Is improving pricing power of services providers a blip?
Business momentum in India’s services sector rose to a three-month high in November aided by accommodative demand conditions. The seasonally adjusted S&P Global India Services PMI Business Activity Index increased to 56.4 in November from 55.1 in October. A reading above 50 indicates expansion. In comparison, the manufacturing PMI saw a marginal improvement at 55.7 in November from 55.3 October.
New business inflows rose markedly and at the quickest pace in three months, supporting a sharp expansion in output and further job creation for the services industry, said the survey report.
While demand has been resilient, input cost inflation remains sticky for the services industry, with the index at 56.5 in November from 56.8 in the previous month. In contrast, the input cost pressure for Indian manufacturers was the weakest in 28 months in November and the reading was below its long-run average.
But thanks to the demand buoyancy, service providers continue to pass-on the burden of elevated costs to consumers, thus, protecting their margins. The index measuring prices charged for services rose for 21 months in a row in November and was the strongest since July 2017. And this has given the business confidence of Indian services providers a boost. However, it’s far too soon to say if the jump in the services sector’s output price component is the start of a new trend or merely a single-month blip. “Reassuringly, the August leap in the future activity sub-index to the low-60s, following a prolonged spell in the low-50s, is holding up, indicating more enduring confidence on long-term prospects,” said Miguel Chanco, chief emerging Asia economist at Pantheon Macroeconomics.

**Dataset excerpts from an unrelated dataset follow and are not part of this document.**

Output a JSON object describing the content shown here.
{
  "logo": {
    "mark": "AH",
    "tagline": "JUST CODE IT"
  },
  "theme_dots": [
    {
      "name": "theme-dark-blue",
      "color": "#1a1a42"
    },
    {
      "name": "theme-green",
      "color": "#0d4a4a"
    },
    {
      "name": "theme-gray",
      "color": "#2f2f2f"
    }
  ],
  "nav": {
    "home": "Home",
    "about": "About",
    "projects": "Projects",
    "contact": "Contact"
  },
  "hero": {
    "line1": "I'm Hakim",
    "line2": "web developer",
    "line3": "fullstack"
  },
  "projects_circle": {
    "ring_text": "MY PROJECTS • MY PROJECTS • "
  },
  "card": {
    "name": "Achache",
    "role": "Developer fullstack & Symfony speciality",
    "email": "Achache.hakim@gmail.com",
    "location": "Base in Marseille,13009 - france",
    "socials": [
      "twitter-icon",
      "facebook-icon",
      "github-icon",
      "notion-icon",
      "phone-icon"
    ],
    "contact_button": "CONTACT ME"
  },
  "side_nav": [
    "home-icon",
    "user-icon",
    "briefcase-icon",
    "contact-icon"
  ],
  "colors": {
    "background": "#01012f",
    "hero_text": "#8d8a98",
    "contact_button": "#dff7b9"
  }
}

In any case, steep price hikes taken by services providers bode well at the micro level, but are likely to have an adverse impact at the macro level.
According to Gaura Sen Gupta, economist at IDFC First Bank, goods core inflation peaked at 10.1% year-on-year in April 2022 and subsequently moderated to 7.1% in October 2022, but the recovery in services has taken longer. It is now gaining traction as consumption patterns normalize post covid-19, from goods towards services, she said. So, she expects core CPI (consumer price index) inflation to remain elevated in the remainder of FY23, driven by services inflation.
In this context, the Reserve Bank of India’s meeting on 7 December is crucial. Going by the consensus estimate, the central bank is expected to announce a 35 basis points repo rate hike. One basis point is 0.01%.